Fatih Altaylı'ya ŞOK Sözler: Akit Yazarından 'Eline Sağlık' Göndermesi!
Akit yazarı Ali Karahasanoğlu, gazeteci Fatih Altaylı'nın tutuklanmasının ardından dikkat çeken bir açıklama yaptı. Karahasanoğlu, Altaylı'nın tutuklanmayı "hak ettiğini" savunarak, "Bize düşen, Hakim Bey'e 'eline sağlık' demektir" ifadelerini kullandı. Bu açıklama, kamuoyunda geniş yankı uyandırdı.

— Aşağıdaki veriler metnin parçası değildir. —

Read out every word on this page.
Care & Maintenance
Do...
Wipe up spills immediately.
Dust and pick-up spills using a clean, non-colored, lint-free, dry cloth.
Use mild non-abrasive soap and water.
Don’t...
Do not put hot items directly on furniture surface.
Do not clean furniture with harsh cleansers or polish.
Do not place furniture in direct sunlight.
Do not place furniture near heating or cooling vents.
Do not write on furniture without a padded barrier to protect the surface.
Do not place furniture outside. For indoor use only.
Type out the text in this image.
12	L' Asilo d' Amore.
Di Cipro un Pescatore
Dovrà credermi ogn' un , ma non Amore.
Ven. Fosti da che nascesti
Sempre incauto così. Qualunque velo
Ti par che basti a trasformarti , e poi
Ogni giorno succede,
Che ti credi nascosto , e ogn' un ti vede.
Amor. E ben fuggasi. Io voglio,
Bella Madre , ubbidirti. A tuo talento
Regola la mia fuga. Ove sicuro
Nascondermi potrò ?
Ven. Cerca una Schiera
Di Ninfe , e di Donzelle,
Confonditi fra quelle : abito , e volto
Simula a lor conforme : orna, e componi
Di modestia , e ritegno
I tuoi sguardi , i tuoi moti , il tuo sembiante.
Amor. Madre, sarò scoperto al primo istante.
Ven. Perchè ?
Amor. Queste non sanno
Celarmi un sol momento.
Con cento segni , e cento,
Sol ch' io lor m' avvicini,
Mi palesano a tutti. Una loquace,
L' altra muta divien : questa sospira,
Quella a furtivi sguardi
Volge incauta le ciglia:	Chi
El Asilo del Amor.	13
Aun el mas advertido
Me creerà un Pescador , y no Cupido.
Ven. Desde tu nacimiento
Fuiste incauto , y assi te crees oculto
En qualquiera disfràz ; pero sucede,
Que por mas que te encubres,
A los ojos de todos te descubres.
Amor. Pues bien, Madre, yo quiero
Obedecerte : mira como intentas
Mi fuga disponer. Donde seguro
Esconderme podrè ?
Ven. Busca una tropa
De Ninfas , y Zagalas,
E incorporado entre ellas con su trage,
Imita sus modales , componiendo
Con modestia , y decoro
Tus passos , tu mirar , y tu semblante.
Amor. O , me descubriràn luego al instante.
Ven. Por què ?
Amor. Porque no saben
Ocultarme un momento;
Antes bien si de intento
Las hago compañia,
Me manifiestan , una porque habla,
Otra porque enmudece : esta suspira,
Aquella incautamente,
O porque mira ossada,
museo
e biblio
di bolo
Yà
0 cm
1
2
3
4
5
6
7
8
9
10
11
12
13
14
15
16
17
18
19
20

Karahasanoğlu'ndan Şaşırtan Açıklamalar
Ali Karahasanoğlu, yazısında Fatih Altaylı ile geçmişte yaşadıkları hukuki süreçlere de değindi. Akit'in daha önce Altaylı'ya tazminat ödemek durumunda kaldığını hatırlatan Karahasanoğlu, Altaylı'nın Şeyh Ahmet Yasin hakkındaki iddialarına da sert tepki gösterdi. Karahasanoğlu, "Şeyh Ahmet Yasin için, 'Filistin Kurtuluş Örgütü'nü bitirmek için İsrail'in kontrolünde HAMAS'ı kurdu' ahlaksızca iftirasını attı" dedi.
Karahasanoğlu, bu iftiraya verdikleri cevap üzerine Altaylı'nın kendilerini mahkemeye verdiğini ve mahkemenin de Altaylı'yı haklı bulduğunu belirtti. Bu durumun, Altaylı'nın tutuklanmasını değerlendirirken önemli bir arka plan oluşturduğunu vurguladı.
28 Şubat ve Benzer Savunmalar
Karahasanoğlu, yazısında 28 Şubat sürecinde yapılan savunmalara da gönderme yaparak, "Hırsızın, hırsızlığını kabul ettiği nerede görülmüş. Katilin cinayeti kabul ettiği nerede görülmüş" ifadelerini kullandı. Altaylı'nın "Cumhurbaşkanlığını tehdit niyetim yoktu" şeklindeki savunmasını eleştiren Karahasanoğlu, Altaylı'nın tutuklanmayı çoktan hak ettiğini savundu.
Karahasanoğlu, Altaylı'nın başörtülü bir öğrenciye yönelik sözlerini ve "Eline sağlık" dediği bir olay nedeniyle daha önce tutuklanması gerektiğini belirtti. Karahasanoğlu'nun bu sert açıklamaları, basın özgürlüğü ve ifade özgürlüğü konularında yeni bir tartışma başlattı.
Sonuç
Ali Karahasanoğlu'nun Fatih Altaylı'nın tutuklanmasına yönelik açıklamaları, kamuoyunda farklı tepkilere yol açtı. Bir kesim, Karahasanoğlu'nun ifadelerini desteklerken, diğer bir kesim ise basın özgürlüğünün önemine vurgu yaparak, bu tür açıklamaların kabul edilemez olduğunu savundu. Bu olay, Türkiye'deki ifade özgürlüğü sınırları ve hukuki süreçlerin işleyişi hakkında önemli soruları gündeme getirdi. Bu tartışmaların, ilerleyen günlerde daha da alevlenmesi bekleniyor.